The inspiring, positive theme was teamwork and team bonding. One nurse said, “Everybody dove in to the best of their abilities. Supervisors gave us updates and peers worked together to care for the patients.” Another nurse stated, “Everyone was kind. Everyone was also so busy with their own patients. We did the best we could.” Although providing stability in the rapidly changing and unknown environment was challenging, one nurse indicated that leaders “listening and reassuring you that you were doing all you could do to help our patients” was helpful.


The nurses' voices requesting additional support and education to care for critically ill patients were apparent throughout the study. Nurses were outside their comfort zone while caring for an unknown disease process. Being deployed and assuming new roles brought forth educational needs for patient management, including medication administration, ventilator management, and caring for prone patients. As the severity of the situation rapidly increased, the demand for immediate planning and execution intensified. In no other recent time have organizations and nurse leaders faced such an enormous challenge, one that required a multitude of leadership attributes all at once. (See Table 3.)

Table 3: - Organizational implications for nurse leaders
Problem Solution
Fear of the virus and spreading to family Communication, reassurance, and stability
Unpreparedness and the need for greater support and education on caring for critically ill patients Education and nurse educator involvement
Lack of peer support and teamwork Leadership involvement and presence

When planning for a future pandemic situation, nurse leaders should consider the need for the following:

  • frequent and transparent communication
  • deliberately calm but optimistic, visible, approachable, supportive, and empathetic leadership
  • mission-driven coordination, with common goals and cohesive teams
  • rapid, yet deliberate decision-making
  • reflection on what worked well, what to do differently, and what to add.

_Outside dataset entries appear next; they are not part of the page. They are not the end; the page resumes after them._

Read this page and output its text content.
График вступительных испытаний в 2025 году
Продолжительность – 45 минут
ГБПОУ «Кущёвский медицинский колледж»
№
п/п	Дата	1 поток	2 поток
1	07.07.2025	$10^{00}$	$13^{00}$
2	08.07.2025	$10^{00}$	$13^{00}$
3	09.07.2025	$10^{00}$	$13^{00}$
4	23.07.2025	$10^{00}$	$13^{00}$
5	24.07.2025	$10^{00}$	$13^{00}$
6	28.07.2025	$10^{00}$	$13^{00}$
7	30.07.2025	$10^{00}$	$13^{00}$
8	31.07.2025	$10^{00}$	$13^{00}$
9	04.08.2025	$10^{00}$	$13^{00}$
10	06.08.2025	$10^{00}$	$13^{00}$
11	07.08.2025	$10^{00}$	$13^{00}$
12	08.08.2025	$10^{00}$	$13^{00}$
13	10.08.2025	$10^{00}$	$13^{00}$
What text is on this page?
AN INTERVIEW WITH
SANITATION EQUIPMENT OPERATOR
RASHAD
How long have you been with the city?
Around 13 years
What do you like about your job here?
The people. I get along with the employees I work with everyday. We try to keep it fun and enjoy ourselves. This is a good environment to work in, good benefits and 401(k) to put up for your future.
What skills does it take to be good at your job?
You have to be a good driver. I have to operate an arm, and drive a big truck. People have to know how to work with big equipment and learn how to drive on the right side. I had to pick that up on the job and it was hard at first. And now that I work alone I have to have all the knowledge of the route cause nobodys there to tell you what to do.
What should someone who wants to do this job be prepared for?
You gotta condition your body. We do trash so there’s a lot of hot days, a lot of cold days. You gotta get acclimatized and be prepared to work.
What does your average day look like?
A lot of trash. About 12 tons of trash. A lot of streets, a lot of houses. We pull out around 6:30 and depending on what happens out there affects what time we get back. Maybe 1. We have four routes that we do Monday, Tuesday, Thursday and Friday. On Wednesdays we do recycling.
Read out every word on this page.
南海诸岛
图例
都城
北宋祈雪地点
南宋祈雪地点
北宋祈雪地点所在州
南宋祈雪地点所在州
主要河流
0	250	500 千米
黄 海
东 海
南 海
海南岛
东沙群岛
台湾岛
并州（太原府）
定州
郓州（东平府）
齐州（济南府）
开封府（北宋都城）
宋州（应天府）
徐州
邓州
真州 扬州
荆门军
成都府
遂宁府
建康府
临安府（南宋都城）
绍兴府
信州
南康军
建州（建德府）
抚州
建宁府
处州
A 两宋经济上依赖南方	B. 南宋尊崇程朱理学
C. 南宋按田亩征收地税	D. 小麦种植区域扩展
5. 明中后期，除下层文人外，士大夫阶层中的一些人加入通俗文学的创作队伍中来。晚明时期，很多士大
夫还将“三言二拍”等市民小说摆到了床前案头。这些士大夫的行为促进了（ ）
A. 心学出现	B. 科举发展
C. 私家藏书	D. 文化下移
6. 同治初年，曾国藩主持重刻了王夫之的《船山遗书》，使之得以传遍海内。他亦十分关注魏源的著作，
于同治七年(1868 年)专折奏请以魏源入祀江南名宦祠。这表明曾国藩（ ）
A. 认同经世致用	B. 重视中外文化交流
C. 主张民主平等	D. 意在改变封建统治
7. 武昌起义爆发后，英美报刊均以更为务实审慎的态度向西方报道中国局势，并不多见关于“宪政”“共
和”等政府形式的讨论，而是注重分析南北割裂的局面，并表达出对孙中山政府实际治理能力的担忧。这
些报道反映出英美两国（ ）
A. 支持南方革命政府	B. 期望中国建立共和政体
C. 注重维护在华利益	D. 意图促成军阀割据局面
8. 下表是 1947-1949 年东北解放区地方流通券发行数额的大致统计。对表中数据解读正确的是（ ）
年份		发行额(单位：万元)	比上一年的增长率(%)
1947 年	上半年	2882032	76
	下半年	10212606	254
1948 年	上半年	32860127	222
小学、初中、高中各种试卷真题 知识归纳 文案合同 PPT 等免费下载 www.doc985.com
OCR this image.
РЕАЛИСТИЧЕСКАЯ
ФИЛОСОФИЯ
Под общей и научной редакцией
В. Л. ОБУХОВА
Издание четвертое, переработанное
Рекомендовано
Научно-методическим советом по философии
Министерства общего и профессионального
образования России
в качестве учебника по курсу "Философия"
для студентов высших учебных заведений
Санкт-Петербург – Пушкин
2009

The experience of caring for COVID-19 patients wasn't limited to the nurses at one hospital; this pandemic has affected nurses worldwide. Because this study focused on the experience of nurses at one hospital in New York, it's recommended that additional studies are conducted to garner the experiences of nurses from multiple hospitals.

Never the same

The COVID-19 pandemic forced organizations to face challenging situations, and the impact is still being felt. The pandemic made leaders and staff alike feel softer but stronger, cynical but more sincere, discouraged but hopeful, saddened but joyful, uncertain but wiser, and alone but together. This study reinforced that the pandemic changed the world so rapidly, nurses didn't have time to prepare for their new roles. Yet it also highlighted what nurses do best: focus on their patients to provide the best possible care. They relied on their inner strength and support systems, banding together to become one team and staying true to organizational values. As one nurse stated, “The most positive experience really was how the staff became one to help fight this pandemic. I really learned what I was working with to get through this.” And another nurse summed it up, “We'll never be the same.”